Un sistema di prezzi garantiti per un dato periodo non significa che quel prezzo sia fissato per il futuro per tutti i nuovi progetti: le autorità responsabili hanno infatti la possibilità per i nuovi progetti di attualizzare quei prezzi in particolare in funzione dell’evoluzione delle tecnologie.
Nel contesto di crisi economica e finanziaria che viviamo, del resto, qualsiasi sistema che non dia alle banche e agli investitori le necessarie garanzie di prevedibilità e di stabilità sul lungo periodo non permetterà all’Italia di rispettare i suoi impegni internazionali in materia di sviluppo delle rinnovabili e di riduzione delle emissioni di gas a effetto serra. I costi generati da questo mancato rispetto devono essere messi in conto in un’analisi costi-benefici dei sistemi tariffari.

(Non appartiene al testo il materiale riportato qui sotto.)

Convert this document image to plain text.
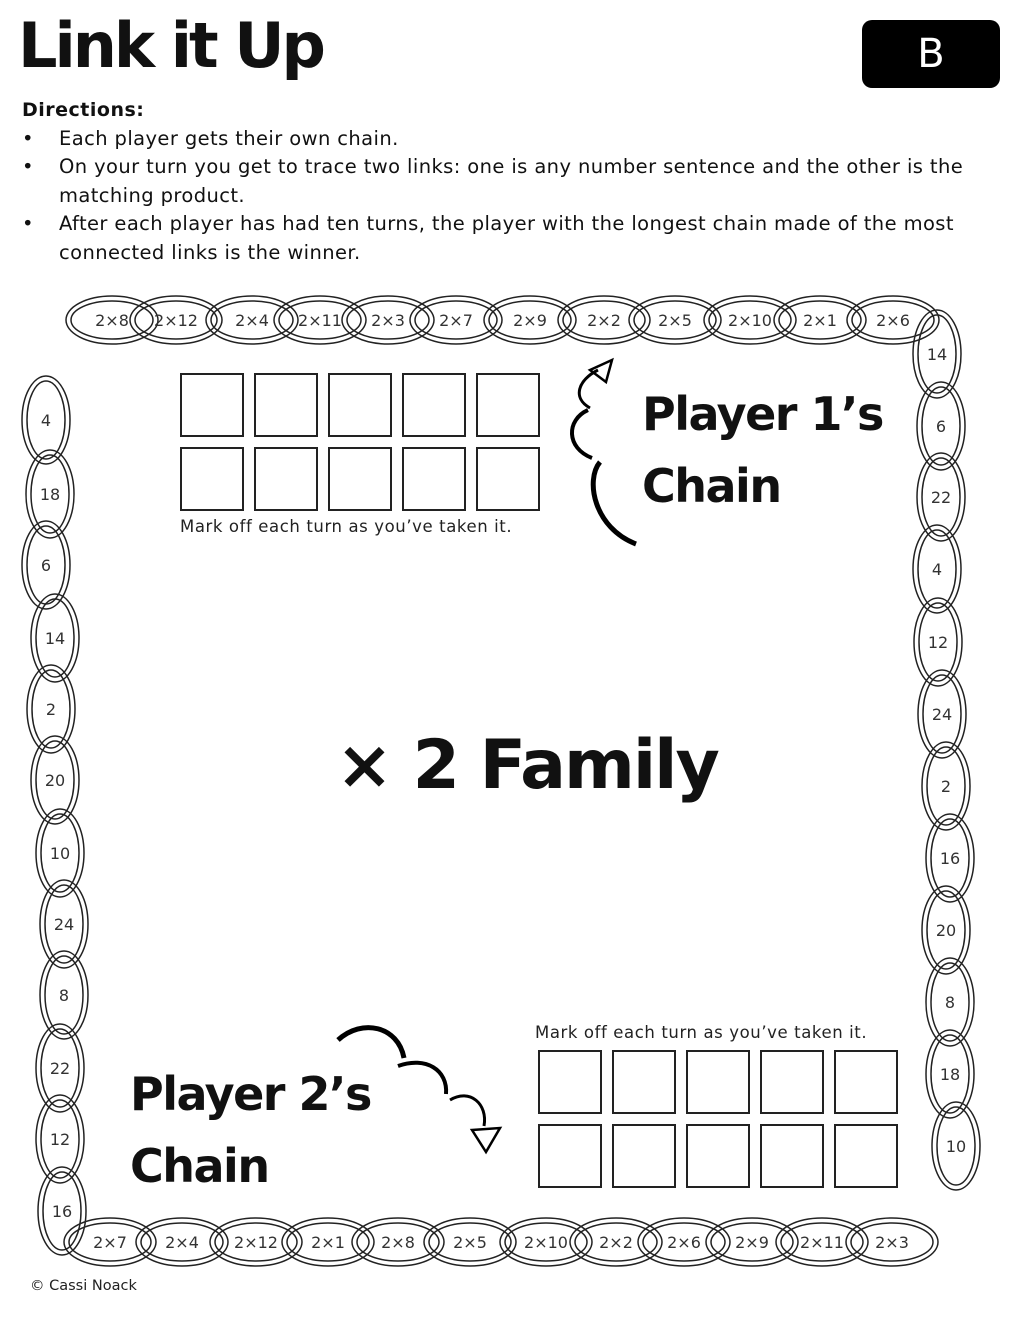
Link it Up	B
Directions:
• Each player gets their own chain.
• On your turn you get to trace two links: one is any number sentence and the other is the matching product.
• After each player has had ten turns, the player with the longest chain made of the most connected links is the winner.
2×8 2×12 2×4 2×11 2×3 2×7	2×9	2×2 2×5 2×10 2×1 2×6
2×7 2×4 2×12 2×1 2×8 2×5 2×10 2×2 2×6 2×9 2×11 2×3
4
18
6
14
2
20
10
24
8
22
12
16
14
6
22
4
12
24
2
16
20
8
18
10
Mark off each turn as you’ve taken it.
Player 1’s
Chain
× 2 Family
Mark off each turn as you’ve taken it.
Player 2’s
Chain
© Cassi Noack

Non si può inoltre tralasciare di considerare che alcune delle filiere rinnovabili come l’eolico o la bioelettricità (a certe condizioni) hanno costi di produzione molto vicini a quelli di mercato e tendenzialmente destinati in un prossimo futuro a raggiungere questa competitività, altre (FV o centrali solari termiche) sono più lontane dalla soglia di redditività ma offrono considerevoli prospettive di evoluzione a lungo termine. È chiaro che i sistemi tariffari devono essere differenziati per conciliare lo sviluppo a breve e medio termine e quello a lungo termine.
Infine bisogna riflettere sul fatto che lo Stato, quando dà agli investitori un mercato e garanzie di introiti, ha diritto di esigere un ritorno, in particolare in termini di partecipazione alla nascita di filiere industriali. Paesi come la Germania, la Spagna, il Portogallo, la Danimarca hanno mostrato che è possibile farlo.



[1] João Capiberibe è un politico brasiliano. È stato governatore e senatore dello Stato di Amapa in Brasile, ed è stato in esilio in Italia durante gli anni della dittatura militare. L’affermazione qui riportata fu pronunciata in relazione al passaggio dalla posizione di oppositore a quella di governante.